The topics in the book are partitioned into four parts consisting of 21 chapters and 6 appendices. The first part consists of eight chapters and introduces the essential ingredients required to learn data science concepts. It explains the meaning of data science and covers the topics of data visualization, graphics, data wrangling, data scraping and data cleaning techniques. The second part is divided into five chapters, which include the concepts related to statistics and modelling. They explain some basic theories such as predictive modelling, supervised and unsupervised learning, and simulation. The book’s third part has eight chapters on various topics that explain the concepts required for data science. It illustrates and describes the process of creating dynamic graphics, managing databases using SQL, handling geospatial and text data, network analysis and providing a brief discussion on big data. The last part of the book consists of six appendices detailing the packages used in the book, R and R Studio software, algorithms, reproducible analysis, regression modelling and setting up database servers.
The authors have successfully completed the job of choosing the content with relevant topics and, deciding the extent of knowledge to be delivered, and finally, putting them in an understandable sequence. This is a well-written book and does not cover much theory. A reader need to have in-depth background knowledge of statistics, database management, R software and SQL from other resources to follow the book’s contents. The organization of the text will probably help the newcomers to familiarize with the different areas, topics and extent of knowledge required to become an expert in data science. Although the book does not provide a thorough understanding of any specific topic, it very well explains the expectations from data science when viewing the same problem from a statistical point of view. Exercises are given in every chapter, and the bookdown version of the book is available.
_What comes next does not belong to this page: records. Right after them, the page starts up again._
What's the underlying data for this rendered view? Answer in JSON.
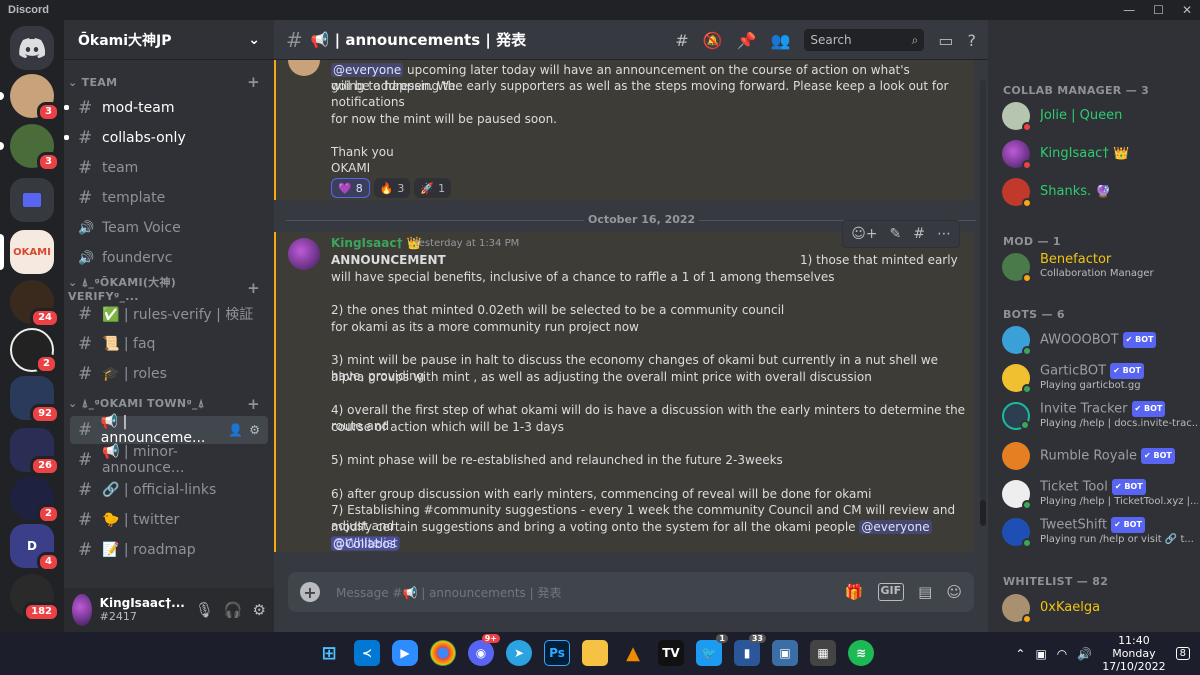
{
  "app": {
    "name": "Discord"
  },
  "guild": {
    "name": "Ōkami大神JP"
  },
  "servers": [
    {
      "badge": "3",
      "color": "#c7a27a"
    },
    {
      "badge": "3",
      "color": "#4a6b3a"
    },
    {
      "badge": "",
      "color": "#5865f2"
    },
    {
      "badge": "",
      "color": "#f6e9e0"
    },
    {
      "badge": "24",
      "color": "#3a2a1e"
    },
    {
      "badge": "2",
      "color": "#222222"
    },
    {
      "badge": "92",
      "color": "#2a3a5a"
    },
    {
      "badge": "26",
      "color": "#2a2e55"
    },
    {
      "badge": "2",
      "color": "#1e2140"
    },
    {
      "badge": "4",
      "color": "#3b3f8a"
    },
    {
      "badge": "182",
      "color": "#2a2a2a"
    }
  ],
  "categories": {
    "team": "TEAM",
    "verify": "⍋_ᵍŌKAMI(大神) VERIFYᵍ_...",
    "town": "⍋_ᵍOKAMI TOWNᵍ_⍋"
  },
  "channels": {
    "mod_team": "mod-team",
    "collabs_only": "collabs-only",
    "team": "team",
    "template": "template",
    "team_voice": "Team Voice",
    "foundervc": "foundervc",
    "rules_verify": "✅ | rules-verify | 検証",
    "faq": "📜 | faq",
    "roles": "🎓 | roles",
    "announcements": "📢 | announceme...",
    "minor_announce": "📢 | minor-announce...",
    "official_links": "🔗 | official-links",
    "twitter": "🐤 | twitter",
    "roadmap": "📝 | roadmap"
  },
  "user": {
    "name": "KingIsaac†...",
    "tag": "#2417"
  },
  "header": {
    "channel": "📢 | announcements | 発表",
    "search_placeholder": "Search"
  },
  "message1": {
    "mention": "@everyone",
    "line1": " upcoming later today will have an announcement on the course of action on what's going to happen. We",
    "line2": "will be addressing the early supporters as well as the steps moving forward. Please keep a look out for notifications",
    "line3": "for now the mint will be paused soon.",
    "line4": "Thank you",
    "line5": "OKAMI",
    "reactions": [
      {
        "emoji": "💜",
        "count": "8"
      },
      {
        "emoji": "🔥",
        "count": "3"
      },
      {
        "emoji": "🚀",
        "count": "1"
      }
    ]
  },
  "date_divider": "October 16, 2022",
  "message2": {
    "author": "KingIsaac† 👑",
    "time": "Yesterday at 1:34 PM",
    "title": "ANNOUNCEMENT",
    "p1_right": "1) those that minted early",
    "p1": "will have special benefits, inclusive of a chance to raffle a 1 of 1 among themselves",
    "p2a": "2) the ones that minted 0.02eth will be selected to be a community council",
    "p2b": "for okami as its a more community run project now",
    "p3a": "3) mint will be pause in halt to discuss the economy changes of okami but currently in a nut shell we have, providing",
    "p3b": "alpha groups with mint , as well as adjusting the overall mint price with overall discussion",
    "p4a": "4) overall the first step of what okami will do is have a discussion with the early minters to determine the route and",
    "p4b": "course of action which will be 1-3 days",
    "p5": "5) mint phase will be re-established and relaunched in the future 2-3weeks",
    "p6": "6) after group discussion with early minters, commencing of reveal will be done for okami",
    "p7a": "7) Establishing #community suggestions - every 1 week the community Council and CM will review and adjust and",
    "p7b": "modify certain suggestions and bring a voting onto the system for all the okami people ",
    "m_everyone": "@everyone",
    "m_whitelist": "@Whitelist",
    "m_collabos": "@Collabos"
  },
  "composer": {
    "placeholder": "Message #📢 | announcements | 発表"
  },
  "members": {
    "collab_header": "COLLAB MANAGER — 3",
    "mod_header": "MOD — 1",
    "bots_header": "BOTS — 6",
    "whitelist_header": "WHITELIST — 82",
    "bot_label": "✔ BOT",
    "list": {
      "jolie": {
        "name": "Jolie | Queen",
        "sub": "",
        "color": "#2ecc71"
      },
      "king": {
        "name": "KingIsaac† 👑",
        "sub": "",
        "color": "#2ecc71"
      },
      "shanks": {
        "name": "Shanks. 🔮",
        "sub": "",
        "color": "#2ecc71"
      },
      "benefactor": {
        "name": "Benefactor",
        "sub": "Collaboration Manager",
        "color": "#f1c40f"
      },
      "awooo": {
        "name": "AWOOOBOT",
        "sub": "",
        "color": "#9b9ea3"
      },
      "gartic": {
        "name": "GarticBOT",
        "sub": "Playing garticbot.gg",
        "color": "#9b9ea3"
      },
      "invite": {
        "name": "Invite Tracker",
        "sub": "Playing /help | docs.invite-trac...",
        "color": "#9b9ea3"
      },
      "rumble": {
        "name": "Rumble Royale",
        "sub": "",
        "color": "#9b9ea3"
      },
      "ticket": {
        "name": "Ticket Tool",
        "sub": "Playing /help | TicketTool.xyz |...",
        "color": "#9b9ea3"
      },
      "tweet": {
        "name": "TweetShift",
        "sub": "Playing run /help or visit 🔗 t...",
        "color": "#9b9ea3"
      },
      "kaelga": {
        "name": "0xKaelga",
        "sub": "",
        "color": "#f1c40f"
      }
    }
  },
  "taskbar": {
    "time": "11:40",
    "day": "Monday",
    "date": "17/10/2022",
    "discord_badge": "9+",
    "twitter_badge": "1",
    "app_badge": "33",
    "notif": "8"
  }
}
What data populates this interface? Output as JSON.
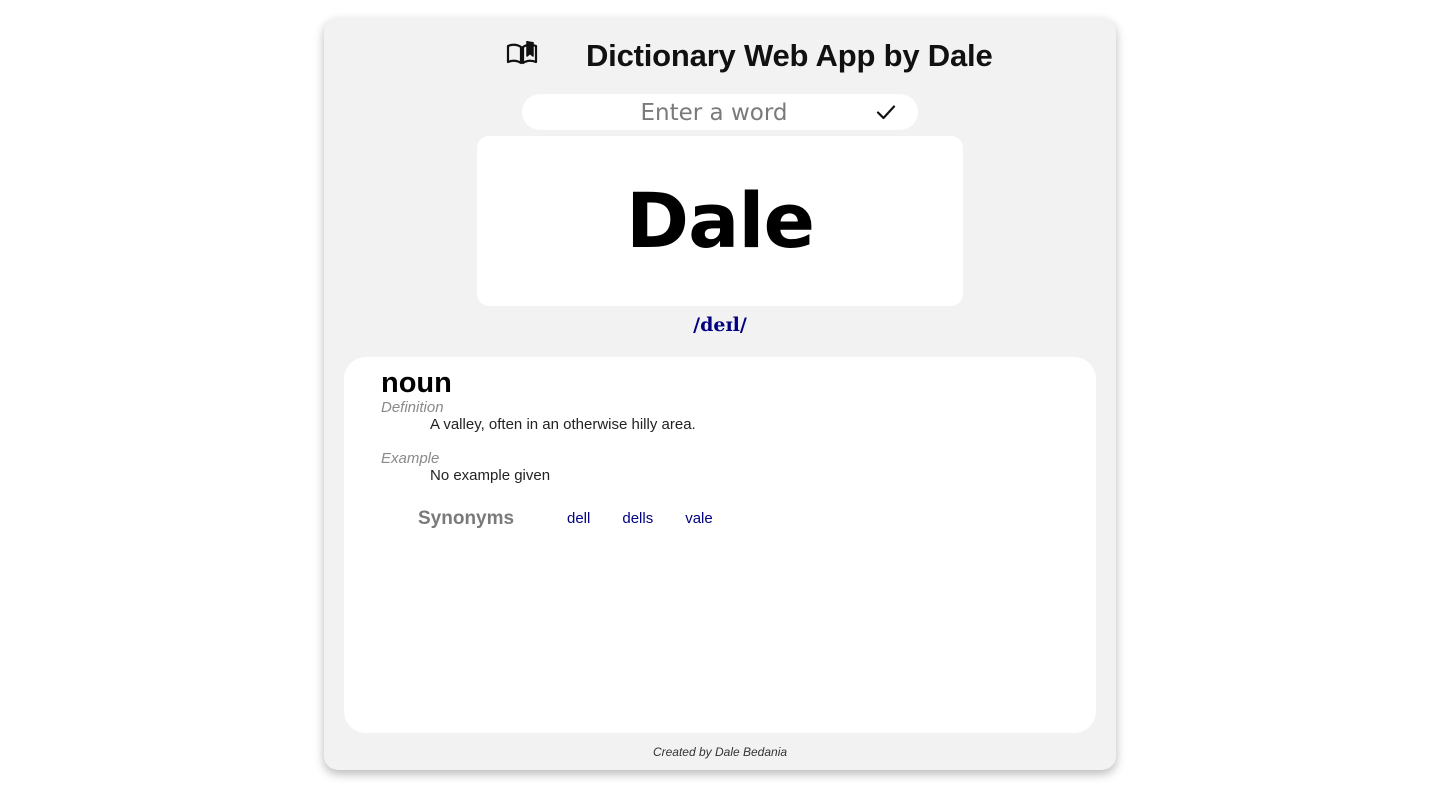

The book’s second edition contents are updated, expanded, revised, split, rewritten and rearranged compared to the first edition. The key changes are the use of recently developed R packages, splitting the three chapters from the earlier edition into two chapters each, updated exercises in the chapters and availability of bookdown version. The beginners may not find it much advantageous to buy the second edition if they already have the first edition, but libraries are recommended to have it on their shelves. The second edition will be more helpful to those who are already working in the field of data science.